Solution to Abstract Algebra by Dummit & Foote 3rd edition Chapter 3.3 Exercise 3.3.8
Let $p$ be a prime and let $G$ be the group of $p-$power roots of 1 in $\mathbb{C}$. Show that the map $\varphi : G \rightarrow G$ given by $z \mapsto z^p$ is a surjective group homomorphism and deduce that $G$ is isomorphic to a proper quotient of itself.

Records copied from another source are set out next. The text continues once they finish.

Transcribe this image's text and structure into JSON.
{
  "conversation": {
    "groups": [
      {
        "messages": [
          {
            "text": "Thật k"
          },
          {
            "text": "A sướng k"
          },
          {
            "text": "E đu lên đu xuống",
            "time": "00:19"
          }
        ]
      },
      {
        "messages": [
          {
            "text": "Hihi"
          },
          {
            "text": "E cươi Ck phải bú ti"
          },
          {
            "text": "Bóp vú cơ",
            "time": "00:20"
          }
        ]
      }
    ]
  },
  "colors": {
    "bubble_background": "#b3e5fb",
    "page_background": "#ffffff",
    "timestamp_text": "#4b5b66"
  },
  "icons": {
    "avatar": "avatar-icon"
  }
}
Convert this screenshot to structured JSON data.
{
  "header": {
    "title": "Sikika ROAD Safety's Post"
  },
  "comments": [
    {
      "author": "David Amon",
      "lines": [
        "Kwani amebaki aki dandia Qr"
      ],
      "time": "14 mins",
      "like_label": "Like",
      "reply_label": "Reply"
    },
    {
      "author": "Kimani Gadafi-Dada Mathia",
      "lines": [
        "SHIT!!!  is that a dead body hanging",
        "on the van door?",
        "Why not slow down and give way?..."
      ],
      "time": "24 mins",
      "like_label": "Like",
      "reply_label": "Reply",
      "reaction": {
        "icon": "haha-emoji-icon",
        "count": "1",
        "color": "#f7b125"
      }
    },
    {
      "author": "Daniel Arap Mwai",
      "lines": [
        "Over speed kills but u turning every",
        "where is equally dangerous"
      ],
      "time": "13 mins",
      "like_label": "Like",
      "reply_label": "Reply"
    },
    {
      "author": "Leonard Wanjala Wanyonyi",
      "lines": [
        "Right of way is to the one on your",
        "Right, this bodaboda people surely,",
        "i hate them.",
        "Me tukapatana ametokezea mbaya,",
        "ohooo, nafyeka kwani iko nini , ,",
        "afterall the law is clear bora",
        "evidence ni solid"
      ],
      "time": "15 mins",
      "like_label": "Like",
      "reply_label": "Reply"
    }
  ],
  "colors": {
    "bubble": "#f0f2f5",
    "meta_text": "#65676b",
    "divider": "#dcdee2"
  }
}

Solution: $\varphi$ is a homomorphism because $G$ is abelian. Now let $z \in G$; then $z^{p^n} = 1$ for some natural number $n$. By the fundamental theorem of algebra, the polynomial $q(x) = x^p - z$ has a root $w$ in $\mathbb{C}$. Moreover, $$(w^p)^{p^n} = w^{p^{n+1}} = 1,$$ so that $w \in G$. Finally, $\varphi(w) = z$, so that $\varphi$ is surjective.
Finally, note that again by the fundamental theorem of algebra the kernel of $\varphi$, $$\{ z \in \mathbb{C} \ |\ z^p = 1 \},$$ is nontrivial. By the First Isomorphism Theorem we have $G/\mathsf{ker}\ \varphi \cong G$.